Is Jeep Gladiator or Ford Ranger the Off Road Winner?
In the market for a smaller truck for off-roading adventures? This year, you’ve got more than just the Ford Ranger in the newer off-roading trucks and Jeeps market!
The release of the Jeep Gladiator has turned heads, as these new vehicles recently started rolling off the lots just a few weeks ago.
Which is better for off-roading? Come sit with me a few minutes while we look and see what each truck offers in terms of size, equipment, and other features that are ideal when you want to leave the pavement and hit the trails!
By its very name, Jeep always was and is a favorite vehicle for off-roading, especially when considering the Wrangler.
The new Jeep Gladiator promises Wrangler-like capabilities in pick-up truck style for when you want to go just a little bit bigger.
Here are a few of the specs of the Jeep Gladiator that are worth learning about and paying close attention:
- Length and Width – This is the longer of the two vehicles at 218” in length with a wheelbase of 137.3” and a width of 73.8” while it boasts an interior volume of 103 cu. ft with a bed that is 5’ in length.
- Off-Road Angles – It has great approach/breakover/departure angles that make it pretty versatile considering its length and height. Sport and Overland models are at 40.8/18.4/25 degrees and Rubicons are at 43.4/20.3/26 degrees, with 10” and 11.1” of ground clearance respectively.

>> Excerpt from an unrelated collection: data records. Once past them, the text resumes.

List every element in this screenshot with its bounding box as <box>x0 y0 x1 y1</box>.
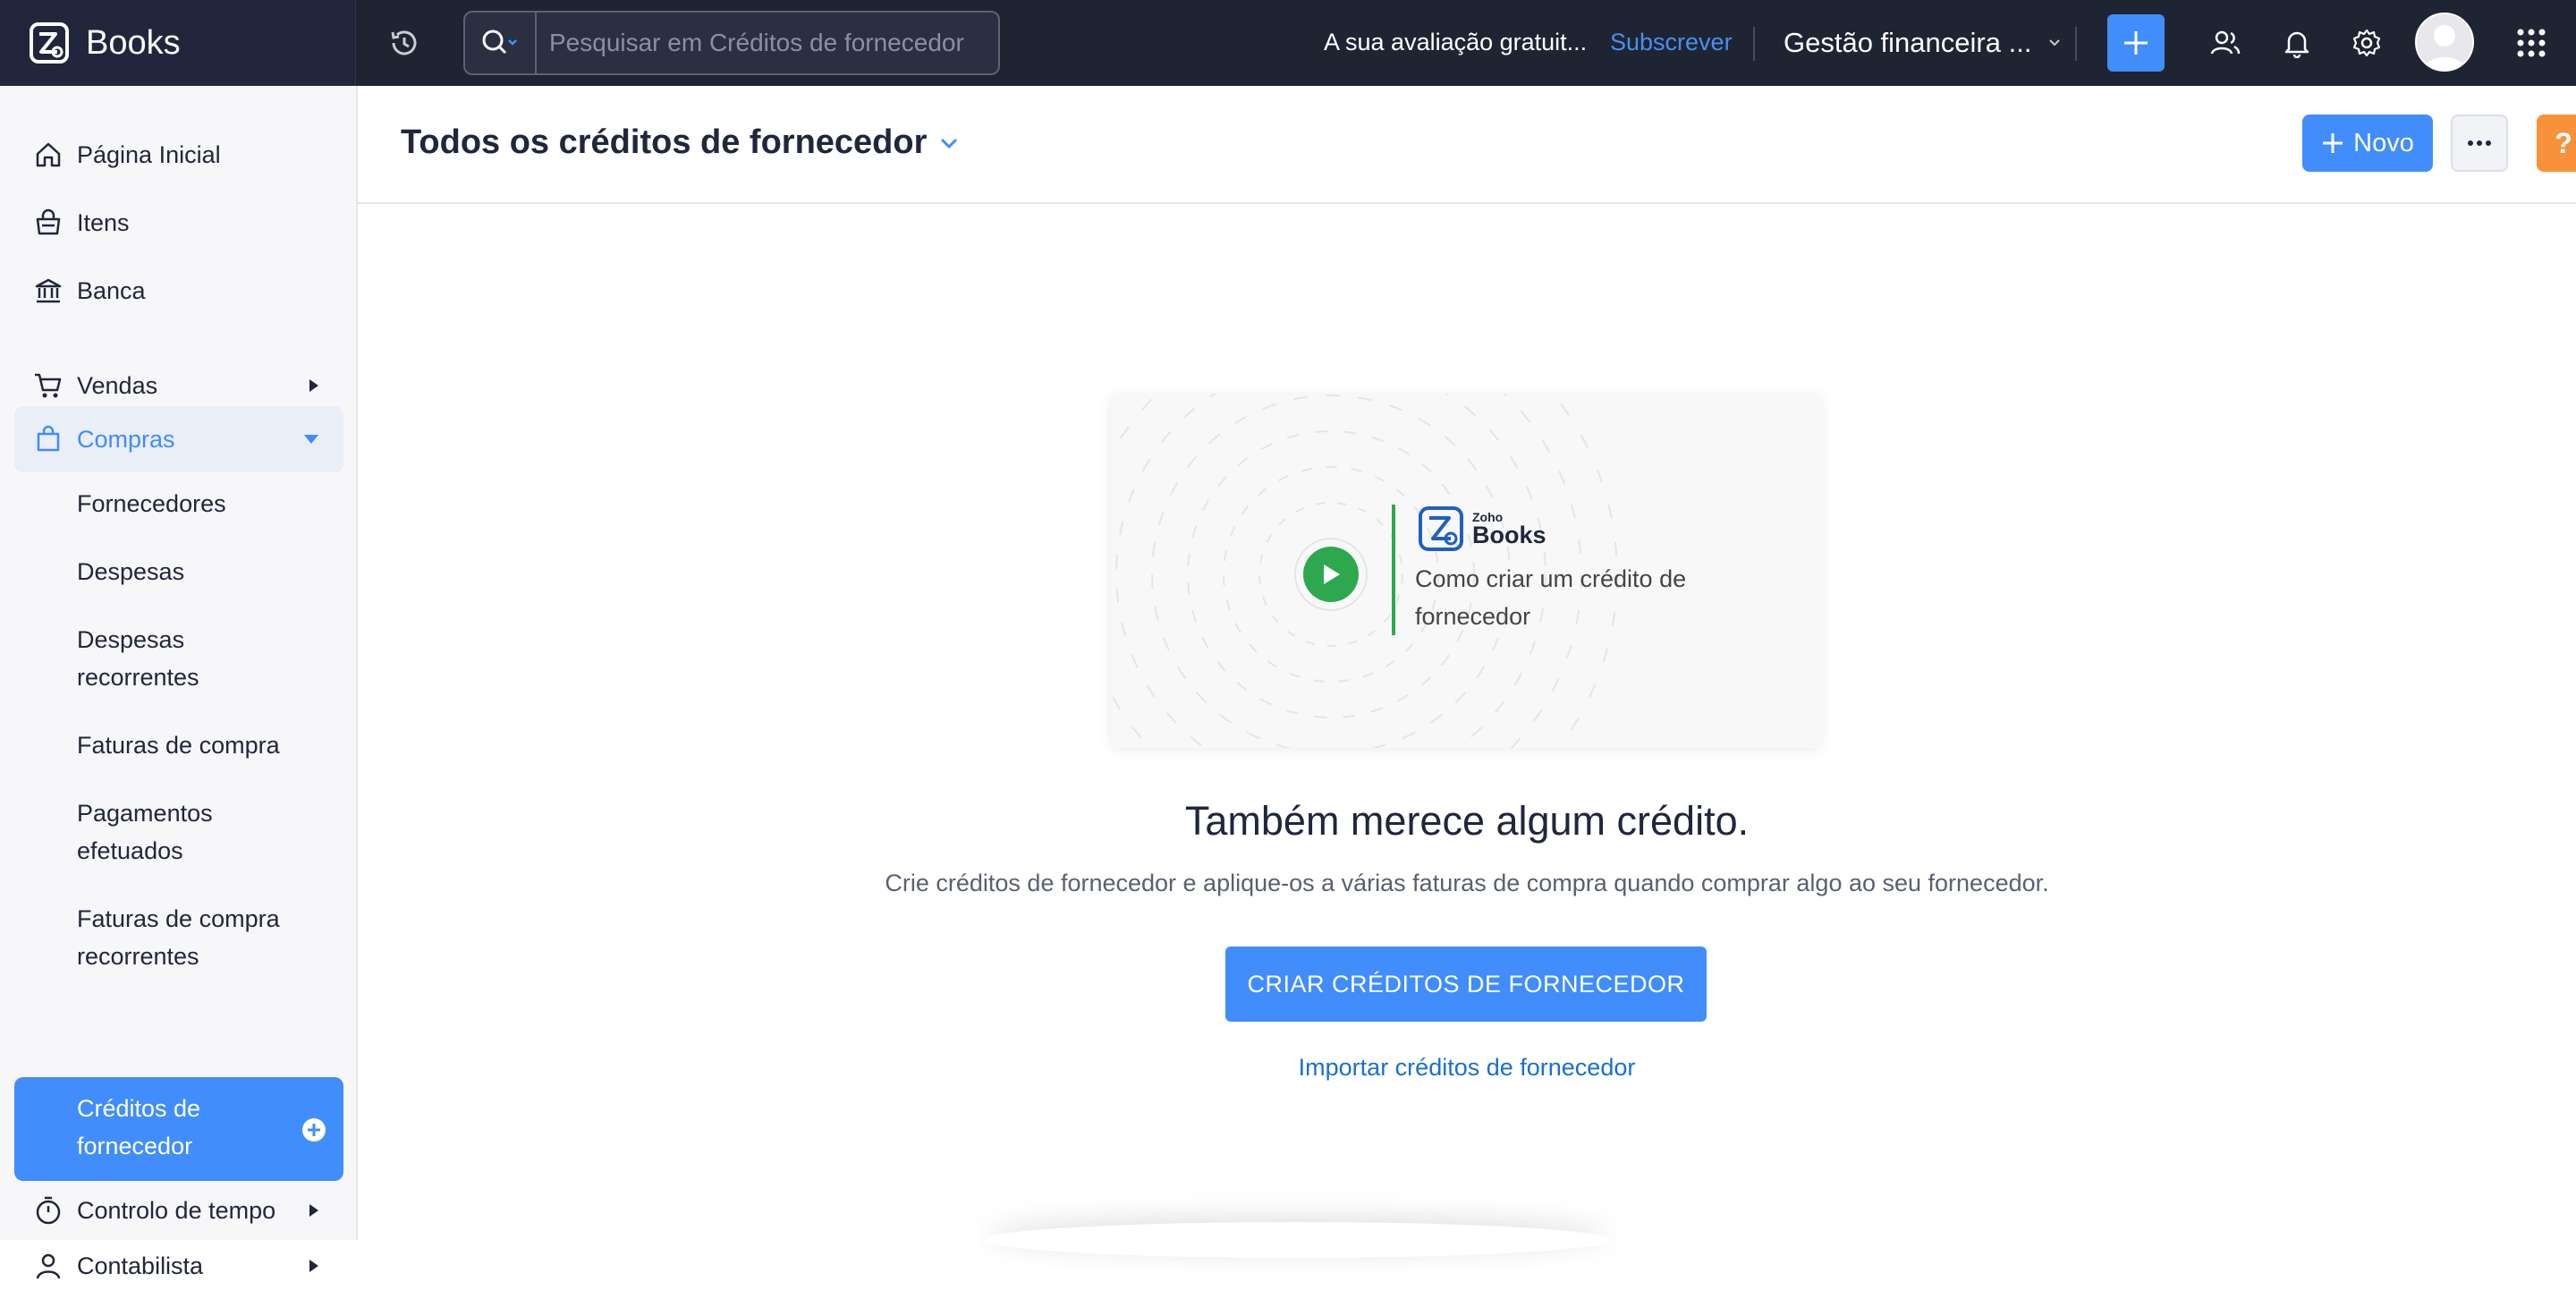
caret-right-icon <box>309 379 318 392</box>
bottom-shadow <box>984 1222 1610 1258</box>
sidebar-item-label: Créditos de fornecedor <box>77 1095 201 1159</box>
top-bar: Books A sua avaliação gratuit... Subscre… <box>0 0 2576 86</box>
add-circle-icon[interactable] <box>301 1116 327 1143</box>
create-vendor-credits-button[interactable]: CRIAR CRÉDITOS DE FORNECEDOR <box>1225 947 1707 1022</box>
caret-right-icon <box>309 1204 318 1217</box>
caret-down-icon <box>304 435 318 444</box>
app-name: Books <box>86 23 181 62</box>
sidebar-subitem-recurring-bills[interactable]: Faturas de compra recorrentes <box>77 900 309 975</box>
sidebar-item-label: Itens <box>77 208 130 236</box>
page-title: Todos os créditos de fornecedor <box>401 123 928 161</box>
sidebar-item-items[interactable]: Itens <box>14 190 343 256</box>
org-switcher[interactable]: Gestão financeira ... <box>1784 27 2062 59</box>
logo-books-text: Books <box>1472 522 1546 548</box>
person-icon <box>30 1248 66 1284</box>
user-avatar-icon <box>2423 25 2466 70</box>
sidebar: Página Inicial Itens Banca Vendas Compra… <box>0 86 358 1279</box>
import-vendor-credits-link[interactable]: Importar créditos de fornecedor <box>358 1054 2576 1082</box>
sidebar-item-label: Controlo de tempo <box>77 1196 276 1224</box>
sidebar-item-label: Vendas <box>77 371 158 399</box>
books-logo-icon <box>30 22 69 64</box>
sidebar-item-label: Página Inicial <box>77 140 221 168</box>
avatar[interactable] <box>2415 13 2474 72</box>
basket-icon <box>30 205 66 241</box>
sidebar-subitem-bills[interactable]: Faturas de compra <box>77 726 309 764</box>
sidebar-subitem-vendor-credits[interactable]: Créditos de fornecedor <box>14 1077 343 1181</box>
play-icon <box>1324 565 1340 584</box>
chevron-down-icon <box>941 138 958 149</box>
search-input[interactable] <box>537 13 998 73</box>
search-scope-dropdown[interactable] <box>465 13 537 73</box>
users-icon[interactable] <box>2207 25 2243 61</box>
more-options-button[interactable] <box>2451 115 2508 172</box>
sidebar-item-home[interactable]: Página Inicial <box>14 122 343 188</box>
gear-icon[interactable] <box>2349 25 2385 61</box>
play-button[interactable] <box>1303 547 1359 602</box>
history-icon[interactable] <box>386 25 422 61</box>
video-caption: Como criar um crédito de fornecedor <box>1415 565 1687 630</box>
sidebar-item-label: Banca <box>77 276 146 304</box>
quick-create-button[interactable] <box>2107 14 2165 72</box>
tutorial-video[interactable]: Zoho Books Como criar um crédito de forn… <box>1111 394 1821 748</box>
new-button[interactable]: Novo <box>2302 115 2433 172</box>
sidebar-subitem-recurring-expenses[interactable]: Despesas recorrentes <box>77 621 309 696</box>
ellipsis-icon <box>2468 140 2491 146</box>
sidebar-item-banking[interactable]: Banca <box>14 258 343 324</box>
sidebar-item-label: Contabilista <box>77 1252 204 1279</box>
org-name: Gestão financeira ... <box>1784 27 2032 58</box>
divider <box>1753 27 1755 61</box>
empty-state-headline: Também merece algum crédito. <box>1184 798 1750 844</box>
search-icon <box>482 30 517 55</box>
bank-icon <box>30 273 66 309</box>
zoho-books-logo: Zoho Books <box>1417 505 1546 553</box>
chevron-down-icon <box>2049 39 2061 47</box>
brand[interactable]: Books <box>0 0 356 86</box>
search-bar <box>463 11 1000 75</box>
divider <box>2075 27 2077 61</box>
empty-state-description: Crie créditos de fornecedor e aplique-os… <box>885 870 2049 896</box>
home-icon <box>30 137 66 173</box>
apps-grid-icon[interactable] <box>2513 25 2549 61</box>
sidebar-subitem-payments-made[interactable]: Pagamentos efetuados <box>77 794 309 870</box>
cart-icon <box>30 368 66 403</box>
plus-icon <box>2323 133 2343 153</box>
plus-icon <box>2124 31 2148 55</box>
sidebar-subitem-expenses[interactable]: Despesas <box>77 553 309 590</box>
trial-status: A sua avaliação gratuit... <box>1324 29 1588 55</box>
sidebar-subitem-vendors[interactable]: Fornecedores <box>77 485 309 522</box>
help-button[interactable]: ? <box>2537 115 2576 172</box>
divider <box>1392 505 1395 635</box>
stopwatch-icon <box>30 1193 66 1228</box>
bag-icon <box>30 421 66 457</box>
subscribe-link[interactable]: Subscrever <box>1610 29 1733 56</box>
bell-icon[interactable] <box>2279 25 2315 61</box>
sidebar-item-accountant[interactable]: Contabilista <box>14 1233 343 1299</box>
sidebar-item-purchases[interactable]: Compras <box>14 406 343 472</box>
view-selector[interactable]: Todos os créditos de fornecedor <box>401 123 959 162</box>
books-logo-icon <box>1419 506 1463 551</box>
caret-right-icon <box>309 1260 318 1272</box>
sidebar-item-label: Compras <box>77 425 175 453</box>
new-button-label: Novo <box>2353 128 2414 157</box>
page-header: Todos os créditos de fornecedor Novo ? <box>358 86 2576 204</box>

- Engine and Transmission – Available in a 6-speed manual or an 8-speed automatic, the Gladiator comes with a 3.6L V-6 Pentastar delivering 285 HP and 260 lb-ft of torque.
- Towing/Payload – This Jeep has a max towing capacity of 7,650 lbs and a payload of 1,600 lbs.
- Axle Ratio – Gladiator Sport, Overland, and Rubicon models are available with either a 3.73:1 axle ratio with the manual transmission or 10:1 with the automatic.
- Off-Road Equipment – Beyond the basics, the Gladiator Sport model includes heavy-duty Dana axles and the Rubicon model includes wide track axles, front and rear locking differentials, FOX brand shocks, 33” all-terrain tires, and an electronic disconnecting front sway bar.
Off road with the Ford Ranger – it has never been better! A contender in the small truck category, the Ford Ranger offers similar capabilities with slightly different equipment, making this truck another great choice for off-roading depending on the equipment.
These are the basic specs for the Ford Ranger to consider if you’re looking for a smaller truck to off road with:
- Length and Width – This truck has an overall length of 208” which is 10” shorter than the Gladiator, a wheelbase of 126.8,” and a considerably wider width of 85.8.” The longer bed is 5.6’ in length but has a smaller interior volume of 97.6 cu. ft.
- Off-Road Angles – Approach/breakover/departure angles are 28.7/21.5/25.4 degrees, with 8.9” of ground clearance.
- Engine and Transmission – Currently, the Ford Ranger is only available with a 10-speed automatic transmission and a 2.3-liter EcoBoost 4-cylinder engine that delivers 270 HP and 310 lb-ft of torque.
- Towing/Payload – Coming in slightly lower than the Gladiator, the Ford Ranger’s towing capacity is 7,500 lbs; however, the payload that Ford prides itself on is slightly higher at 1,650 lbs.
- Axle Ratio – The 2019 Ford Ranger is available with a 3.73:1 axle ratio
- Off-Road Equipment – The base Ford Ranger is not specifically geared for off-road use, although there is a Ford Ranger off-road package that can be added to the 4WD version. It includes steel skid plates, a terrain management system that adjusts the throttle and shift points, plus a Trail Control cruise control option.
Which Is the Better Off-Road Truck?
Looking at the two, it’s obvious that they’re very similar, offering many of the same features and capabilities.
What most reviewers of these vehicles do find is that the Ford Ranger is fun off-road with the added options and a better all-around truck, it is not quite as comfortable on the trails as the Gladiator.
On the other hand, the Gladiator is more capable on the trails but has less bed space and a lower payload, so it’s not quite as useful as a stand-alone truck.
Still, the Jeep Gladiator seems to be the best of both worlds by offering more off-road dexterity and options while still offering pick-up truck features.
If you’re looking for something that you can have a great time taking from the road to the trail and back again, the Gladiator edges out the Ford Ranger by being the more off-road equipped, and capable choice!